Kita prihatin sebab gelombang panas yang diikuti dengan kekeringan itu mengambil korban jiwa tidak sedikit. Di kota Kumagaya, 40 kilometer dari Tokyo, gelombang panas yang menyebabkan suhu pernah mencapai 41,1 derajat pada awal Juli lalu, misalnya, mengambil korban jiwa hingga 44 orang.

Dampak gelombang panas terutama sangat terasa pada produksi pangan. Menurut Organisasi Pangan dan Pertanian Perserikatan Bangsa-Bangsa (FAO), produksi biji-bijian dunia tahun ini turun jutaan ton dibandingkan dengan tahun lalu, terutama karena cuaca ekstrem di Benua Eropa. Ada 38 negara mengalami darurat pangan akibat cuaca ekstrem.

Kekeringan dan gelombang udara panas membuat harga pangan naik dan memaksa banyak negara mengimpor pangan. Dampaknya adalah pada cadangan devisa, kenaikan utang, dan transaksi berjalan yang akan menurunkan kemampuan membangun fisik dan manusia dalam jangka panjang.

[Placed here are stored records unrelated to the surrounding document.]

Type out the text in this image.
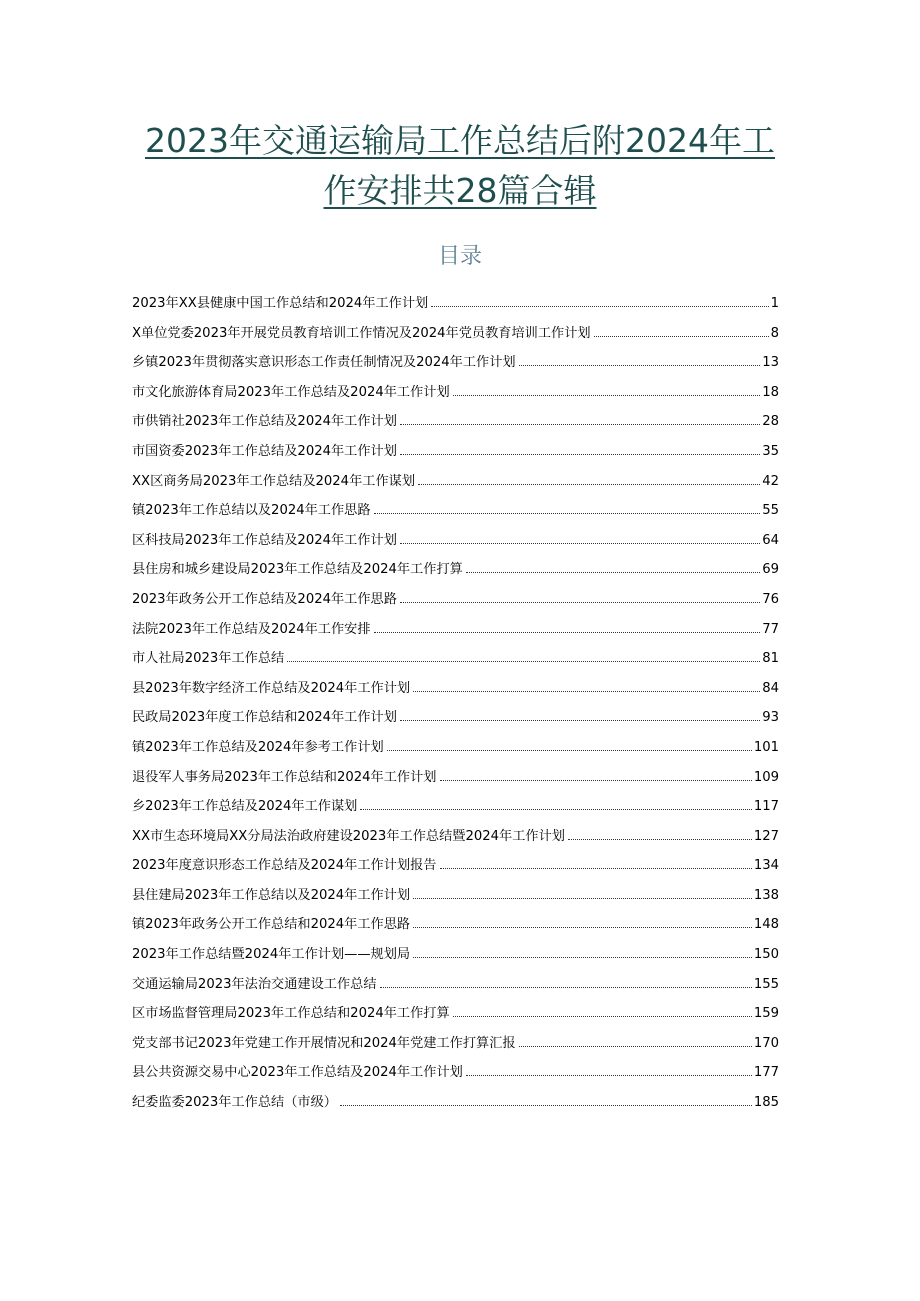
2023年交通运输局工作总结后附2024年工
作安排共28篇合辑
目录
2023年XX县健康中国工作总结和2024年工作计划	1
X单位党委2023年开展党员教育培训工作情况及2024年党员教育培训工作计划	8
乡镇2023年贯彻落实意识形态工作责任制情况及2024年工作计划	13
市文化旅游体育局2023年工作总结及2024年工作计划	18
市供销社2023年工作总结及2024年工作计划	28
市国资委2023年工作总结及2024年工作计划	35
XX区商务局2023年工作总结及2024年工作谋划	42
镇2023年工作总结以及2024年工作思路	55
区科技局2023年工作总结及2024年工作计划	64
县住房和城乡建设局2023年工作总结及2024年工作打算	69
2023年政务公开工作总结及2024年工作思路	76
法院2023年工作总结及2024年工作安排	77
市人社局2023年工作总结	81
县2023年数字经济工作总结及2024年工作计划	84
民政局2023年度工作总结和2024年工作计划	93
镇2023年工作总结及2024年参考工作计划	101
退役军人事务局2023年工作总结和2024年工作计划	109
乡2023年工作总结及2024年工作谋划	117
XX市生态环境局XX分局法治政府建设2023年工作总结暨2024年工作计划	127
2023年度意识形态工作总结及2024年工作计划报告	134
县住建局2023年工作总结以及2024年工作计划	138
镇2023年政务公开工作总结和2024年工作思路	148
2023年工作总结暨2024年工作计划——规划局	150
交通运输局2023年法治交通建设工作总结	155
区市场监督管理局2023年工作总结和2024年工作打算	159
党支部书记2023年党建工作开展情况和2024年党建工作打算汇报	170
县公共资源交易中心2023年工作总结及2024年工作计划	177
纪委监委2023年工作总结（市级）	185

Sejumlah laporan mengingatkan, produksi pangan penting dunia, yaitu gandum, jagung dan kedelai, tahun ini akan lebih rendah dari kebutuhan. Tahun lalu adalah tahun ketiga dari empat tahun berurutan produksi tidak sesuai harapan. Produksi biji-bijian saat ini yang terendah per orang secara global dalam tiga dekade terakhir, meskipun secara global, dunia belum berada dalam situasi darurat pangan.

Cuaca ekstrem sebetulnya telah kita duga akan terjadi cepat atau lambat, baik dalam bentuk curah hujan berlebihan yang menyebabkan banjir besar, badai, maupun kekeringan. Peringatan dini telah diberikan sejak lebih dua dekade lalu.

Para ahli menyebut, cuaca ekstrem dipicu pemanasan global akibat aktivitas manusia membakar terlalu banyak energi fosil. Pembakaran tersebut melepas gas karbon, menghasilkan efek rumah kaca, yaitu pantulan panas permukaan Bumi terhalang lepas ke angkasa luar sehingga menaikkan suhu muka Bumi. La Nina yang biasanya membawa banyak hujan dan suhu lebih dingin tahun ini terhangat dengan lebih sedikit curah hujan.

Sebagai penghuni Planet Bumi, kita tidak dapat bersikap acuh tak acuh ketika cuaca ekstrem terjadi di belahan Bumi lain. Langsung atau tidak langsung, kita ikut merasakan dampaknya karena Bumi membentuk satu kesatuan sistem iklim dan cuaca. Memulai dengan membangun kebiasaan baik dari diri sendiri, lingkungan, hingga kota-kota kita, seperti mengurangi penggunaan plastik, mengurangi penggunaan kendaraan pribadi yang tidak perlu, atau menanam lebih banyak pohon, akan bermakna besar bila kita dapat melakukannya bersama-sama.